By 2020, people were creating an estimated 2.5 Quintillion bytes daily – 2.5 million terabytes (2.5 billion gigabytes) per day. *Note that this is exactly the same number quoted for 2012 – the statistic apparently coming from IBM and quoted in this BBC article from 2014. While the statistics are confusing, the same article notes that “Nobody really knows because the volume is growing so fast“. What is clear is that the amount of data is immense and rapidly increasing.

Between 2010 and 2012, the amount of content hosted on YouTube doubled in size. In less than a week, people now upload as much content to YouTube as was created in the entire history of Hollywood.

The Internet is big in other ways. Think about how much time we spend on it. In 2009, the average American spent around 11 and a half hours a day consuming ‘information’. This is up from 7 and a half hours a day in 1980.

The number of people consuming – and contributing – information has also increased. From around 10 million users in 1995, the Internet had around 2 billion users by 2011. In July 2020 the number was estimated to be 4.8 billion.

Previously, a video from 2012 called A Day in the Life of Social Media, had been embedded here, but that video, along with its outdated statistics, has disappeared. The extent of social media use back then seemed mind-boggling. It has not stopped increasing at a startling rate. Our rapidly increasing creation of data hasn’t slowed and doesn’t seem likely to do so any time soon.


Video: Social Media Trends 2021 (published Oct 19, 2020)
This is a trend roundup by Envato aimed at social media marketers.
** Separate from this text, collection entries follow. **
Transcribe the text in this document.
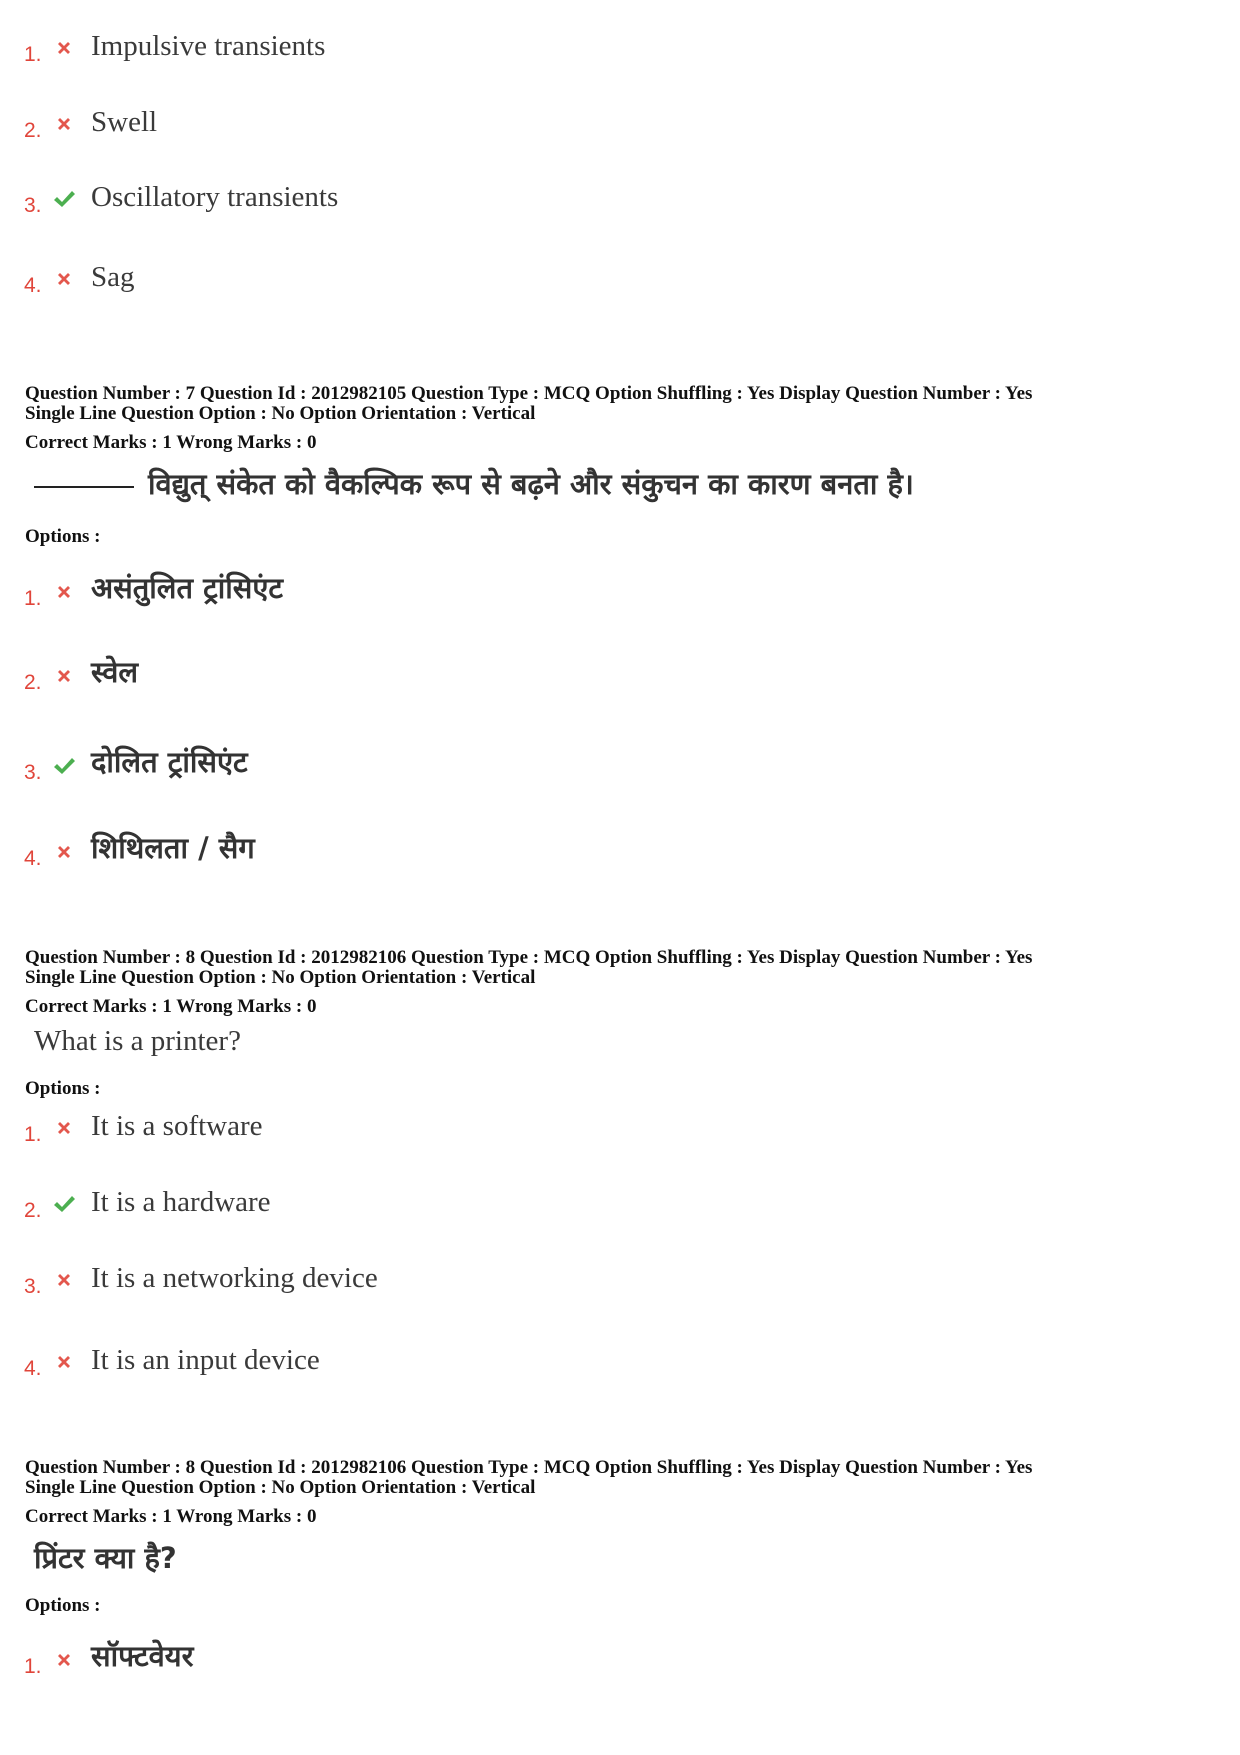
1. Impulsive transients
2. Swell
3. Oscillatory transients
4. Sag
Question Number : 7 Question Id : 2012982105 Question Type : MCQ Option Shuffling : Yes Display Question Number : Yes
Single Line Question Option : No Option Orientation : Vertical
Correct Marks : 1 Wrong Marks : 0
विद्युत् संकेत को वैकल्पिक रूप से बढ़ने और संकुचन का कारण बनता है।
Options :
1. असंतुलित ट्रांसिएंट
2. स्वेल
3. दोलित ट्रांसिएंट
4. शिथिलता / सैग
Question Number : 8 Question Id : 2012982106 Question Type : MCQ Option Shuffling : Yes Display Question Number : Yes
Single Line Question Option : No Option Orientation : Vertical
Correct Marks : 1 Wrong Marks : 0
What is a printer?
Options :
1. It is a software
2. It is a hardware
3. It is a networking device
4. It is an input device
Question Number : 8 Question Id : 2012982106 Question Type : MCQ Option Shuffling : Yes Display Question Number : Yes
Single Line Question Option : No Option Orientation : Vertical
Correct Marks : 1 Wrong Marks : 0
प्रिंटर क्या है?
Options :
1. सॉफ्टवेयर
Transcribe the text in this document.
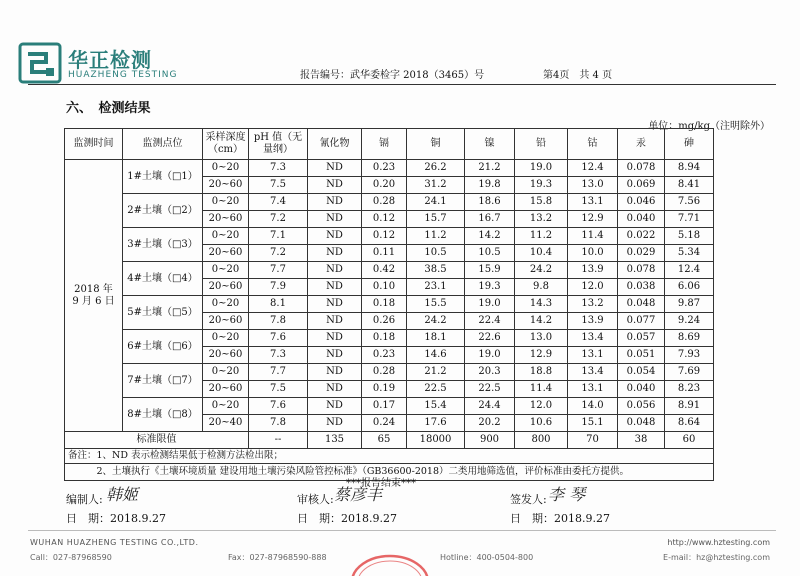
华正检测
HUAZHENG TESTING	报告编号：武华委检字 2018（3465）号	第4页　共 4 页
六、　检测结果
单位：mg/kg（注明除外）
监测时间	监测点位	采样深度（cm）	pH 值（无量纲）	氰化物	镉	铜	镍	铅	钴	汞	砷
2018 年
9 月 6 日	1#土壤（□1）	0~20	7.3	ND	0.23	26.2	21.2	19.0	12.4	0.078	8.94
		20~60	7.5	ND	0.20	31.2	19.8	19.3	13.0	0.069	8.41
	2#土壤（□2）	0~20	7.4	ND	0.28	24.1	18.6	15.8	13.1	0.046	7.56
		20~60	7.2	ND	0.12	15.7	16.7	13.2	12.9	0.040	7.71
	3#土壤（□3）	0~20	7.1	ND	0.12	11.2	14.2	11.2	11.4	0.022	5.18
		20~60	7.2	ND	0.11	10.5	10.5	10.4	10.0	0.029	5.34
	4#土壤（□4）	0~20	7.7	ND	0.42	38.5	15.9	24.2	13.9	0.078	12.4
		20~60	7.9	ND	0.10	23.1	19.3	9.8	12.0	0.038	6.06
	5#土壤（□5）	0~20	8.1	ND	0.18	15.5	19.0	14.3	13.2	0.048	9.87
		20~60	7.8	ND	0.26	24.2	22.4	14.2	13.9	0.077	9.24
	6#土壤（□6）	0~20	7.6	ND	0.18	18.1	22.6	13.0	13.4	0.057	8.69
		20~60	7.3	ND	0.23	14.6	19.0	12.9	13.1	0.051	7.93
	7#土壤（□7）	0~20	7.7	ND	0.28	21.2	20.3	18.8	13.4	0.054	7.69
		20~60	7.5	ND	0.19	22.5	22.5	11.4	13.1	0.040	8.23
	8#土壤（□8）	0~20	7.6	ND	0.17	15.4	24.4	12.0	14.0	0.056	8.91
		20~40	7.8	ND	0.24	17.6	20.2	10.6	15.1	0.048	8.64
标准限值			--	135	65	18000	900	800	70	38	60
备注：1、ND 表示检测结果低于检测方法检出限；											
　　　2、土壤执行《土壤环境质量 建设用地土壤污染风险管控标准》（GB36600-2018）二类用地筛选值，评价标准由委托方提供。											
***报告结束***
编制人: 韩姬
日　期：2018.9.27
审核人: 蔡彦丰
日　期：2018.9.27
签发人: 李 琴
日　期：2018.9.27
WUHAN HUAZHENG TESTING CO.,LTD.	http://www.hztesting.com
Call：027-87968590	Fax：027-87968590-888	Hotline：400-0504-800	E-mail：hz@hztesting.com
While there is a lot of interesting information for the rest of us, this video and many more like it, are focused more on the monetizing potential of social media than anything else – this video had 36,740 views by Mid-February 2021 – about 4 months – which according to online marketing strategists tubularlabs, indicates moderate success for a YouTube video. Notice the slick production value of this commercial offering, the dizzying speed at which it has been cut, creating an unbroken barrage of stimulation. This video addresses the reduction of viewers’ attention spans while it simultaneously demonstrates how to retain them. This video is an advertisement for a commercial service – it is not an objective source of information. In 2021 Google searches for information often provide results like these instead of independent information sources.